Exercise during intermittent fasting is the correct option if your goal is to lose weight.

It can be a little difficult to know when and how to exercise during intermittent fasting, here we are gonna discuss exercise strategy while fasting.

How To Exercise Safely During Intermittent Fasting?

What is intermittent fasting?

Intermittent fasting is not a diet but a dieting pattern in which you have to control the periods of feeding and fasting. In simple basic, the whole premise is by controlling your feeding window and making it smaller and intermittently have longer periods of fasting.

Here you are allowing your body to boost fat loss by reducing insulin spikes, whenever you eat your body has an insulin spike because the glucose goes into your blood the insulin spikes to shuttle the glucose out of your blood and into your cells for energy that the normal process of intermittent fasting.

Some people are eating over such a long window, and are not utilizing their fuel as efficiently as they could if they concentrated that feeding window by having fewer insulin spikes.
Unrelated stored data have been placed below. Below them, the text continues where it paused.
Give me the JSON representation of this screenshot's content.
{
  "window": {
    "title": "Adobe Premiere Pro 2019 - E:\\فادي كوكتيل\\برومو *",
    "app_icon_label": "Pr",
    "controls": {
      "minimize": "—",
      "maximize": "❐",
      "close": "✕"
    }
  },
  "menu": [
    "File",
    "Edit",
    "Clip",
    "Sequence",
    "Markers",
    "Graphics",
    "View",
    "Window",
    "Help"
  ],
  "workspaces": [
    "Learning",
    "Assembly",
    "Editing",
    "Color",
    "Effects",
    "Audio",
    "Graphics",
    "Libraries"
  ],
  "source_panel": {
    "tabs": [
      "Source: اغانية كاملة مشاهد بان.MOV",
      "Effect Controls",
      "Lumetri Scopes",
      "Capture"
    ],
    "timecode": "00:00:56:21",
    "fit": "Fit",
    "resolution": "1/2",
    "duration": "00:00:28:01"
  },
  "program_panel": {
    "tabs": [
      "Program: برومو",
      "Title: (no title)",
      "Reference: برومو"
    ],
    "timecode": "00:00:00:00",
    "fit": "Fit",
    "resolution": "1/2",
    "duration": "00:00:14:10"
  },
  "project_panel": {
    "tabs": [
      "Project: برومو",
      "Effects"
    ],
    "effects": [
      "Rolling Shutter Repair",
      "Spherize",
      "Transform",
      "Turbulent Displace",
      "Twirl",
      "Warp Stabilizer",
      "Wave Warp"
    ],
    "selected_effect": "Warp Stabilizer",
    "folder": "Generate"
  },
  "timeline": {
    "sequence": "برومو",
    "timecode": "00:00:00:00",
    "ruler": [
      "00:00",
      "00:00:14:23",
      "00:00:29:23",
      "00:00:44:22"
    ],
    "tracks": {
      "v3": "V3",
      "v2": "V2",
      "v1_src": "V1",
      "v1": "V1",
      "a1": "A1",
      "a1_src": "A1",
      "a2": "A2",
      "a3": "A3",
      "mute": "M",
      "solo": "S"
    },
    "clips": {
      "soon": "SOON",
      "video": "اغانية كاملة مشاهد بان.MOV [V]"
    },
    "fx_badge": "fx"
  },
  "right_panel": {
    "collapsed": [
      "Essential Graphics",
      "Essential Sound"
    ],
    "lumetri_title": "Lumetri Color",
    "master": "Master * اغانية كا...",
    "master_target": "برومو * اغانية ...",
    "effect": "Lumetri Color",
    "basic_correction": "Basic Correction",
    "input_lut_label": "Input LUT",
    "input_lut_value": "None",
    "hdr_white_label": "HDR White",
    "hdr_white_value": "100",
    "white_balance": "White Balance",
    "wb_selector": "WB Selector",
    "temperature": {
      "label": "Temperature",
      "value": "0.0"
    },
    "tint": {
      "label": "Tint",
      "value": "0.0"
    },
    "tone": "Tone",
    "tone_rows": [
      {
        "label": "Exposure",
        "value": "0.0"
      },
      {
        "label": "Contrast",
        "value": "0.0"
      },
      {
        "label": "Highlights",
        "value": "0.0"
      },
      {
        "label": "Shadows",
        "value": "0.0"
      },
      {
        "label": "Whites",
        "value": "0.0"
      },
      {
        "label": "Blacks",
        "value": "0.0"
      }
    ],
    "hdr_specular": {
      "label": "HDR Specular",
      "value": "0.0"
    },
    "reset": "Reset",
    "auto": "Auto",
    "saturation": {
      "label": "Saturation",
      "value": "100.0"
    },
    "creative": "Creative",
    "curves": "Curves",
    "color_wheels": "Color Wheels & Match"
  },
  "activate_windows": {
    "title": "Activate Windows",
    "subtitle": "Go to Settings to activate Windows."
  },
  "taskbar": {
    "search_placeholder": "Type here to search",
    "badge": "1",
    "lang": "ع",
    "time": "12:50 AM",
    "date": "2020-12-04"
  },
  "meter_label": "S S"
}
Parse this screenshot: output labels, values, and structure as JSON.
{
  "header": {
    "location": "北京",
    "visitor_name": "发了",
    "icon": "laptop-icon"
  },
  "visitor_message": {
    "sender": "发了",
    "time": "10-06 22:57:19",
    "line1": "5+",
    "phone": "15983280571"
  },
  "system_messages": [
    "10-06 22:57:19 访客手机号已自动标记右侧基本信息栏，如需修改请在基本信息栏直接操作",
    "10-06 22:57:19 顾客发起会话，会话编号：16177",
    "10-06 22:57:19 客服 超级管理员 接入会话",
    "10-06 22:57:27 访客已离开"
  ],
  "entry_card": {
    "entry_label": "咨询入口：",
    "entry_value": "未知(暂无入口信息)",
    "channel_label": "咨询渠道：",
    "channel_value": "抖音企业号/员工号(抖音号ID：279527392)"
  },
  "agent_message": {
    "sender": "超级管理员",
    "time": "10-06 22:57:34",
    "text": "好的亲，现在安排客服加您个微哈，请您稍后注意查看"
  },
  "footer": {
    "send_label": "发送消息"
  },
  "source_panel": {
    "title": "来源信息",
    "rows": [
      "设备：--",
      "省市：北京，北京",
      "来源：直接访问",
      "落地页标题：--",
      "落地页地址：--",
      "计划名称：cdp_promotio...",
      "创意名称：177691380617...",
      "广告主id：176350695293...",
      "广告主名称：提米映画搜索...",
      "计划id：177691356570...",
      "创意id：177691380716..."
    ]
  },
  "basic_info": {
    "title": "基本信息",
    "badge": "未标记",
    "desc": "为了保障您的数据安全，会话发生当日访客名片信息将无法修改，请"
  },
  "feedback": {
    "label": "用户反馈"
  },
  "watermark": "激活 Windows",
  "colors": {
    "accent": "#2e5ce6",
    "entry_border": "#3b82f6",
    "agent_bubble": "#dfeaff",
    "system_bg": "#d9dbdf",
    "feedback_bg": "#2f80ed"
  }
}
When you have insulin spikes you have to realize insulin is the hormone released by your pancreas.

When your pancreas is so busy releasing the insulin hormone it is unable to release the fat-burning hormones to support fat loss. So the premise of intermittent fasting again is concentrating your feeding window giving you a longer fasting window, giving your body a break allowing fat loss to occur over a long period of time.


Intermittent fasting helps to drop the level of insulin, for example, when you are fasting for about 16 hours, there will be a shortage of energy so your body starts utilizing insulin for energy, this helps to burn fat.

Secondly, it improves the level of metabolism, the higher metabolism you have, the faster will be your fat loss process. IF helps to increase human growth hormone 5 times faster compared to other diets. T

here are positive hormonal changes like an increase in HGH, decrease in insulin, studies have shown that it has long-term health benefits. So it can keep you away from diseases like type 2 diabetes, heart disease, Alzheimer’s, and even cancer.

Most importantly, in intermittent fasting, if you are eating on an 8-hour window, there is more chance of your stay in a calorie deficit.

Side effects 

First of all, you have to keep a fast for 16 hours. Are you prepared for it? Because there are a group of people who find it very difficult to get adapt to it, some others who say that it takes hardly 2-3 days to get used to it. So this depends on you.

You are allowed to have black coffee during your fasting period, people tend to go overboard with it. In the long run, this can be harmful.

A major problem that people generally face in IF is that they get obsessed with food. Another side effect of IF is lack of sleep, this could be because of a high intake of black coffee or hunger.

Overeating is also one problem that people generally face in intermittent fasting. Some of you may face fatigue or lower energy levels.

How should you eat at intermittent fasting

I suggest you break your fast with fruits. Then you will have 3-4 meals in your 8-hour window. Make sure your meals are rich in protein, well balanced with complex carbohydrates, healthy fats. Vitamins and minerals. Never take the liberty of eating unhealthy food and still stay in a calorie deficit but it will impact your health in the long run.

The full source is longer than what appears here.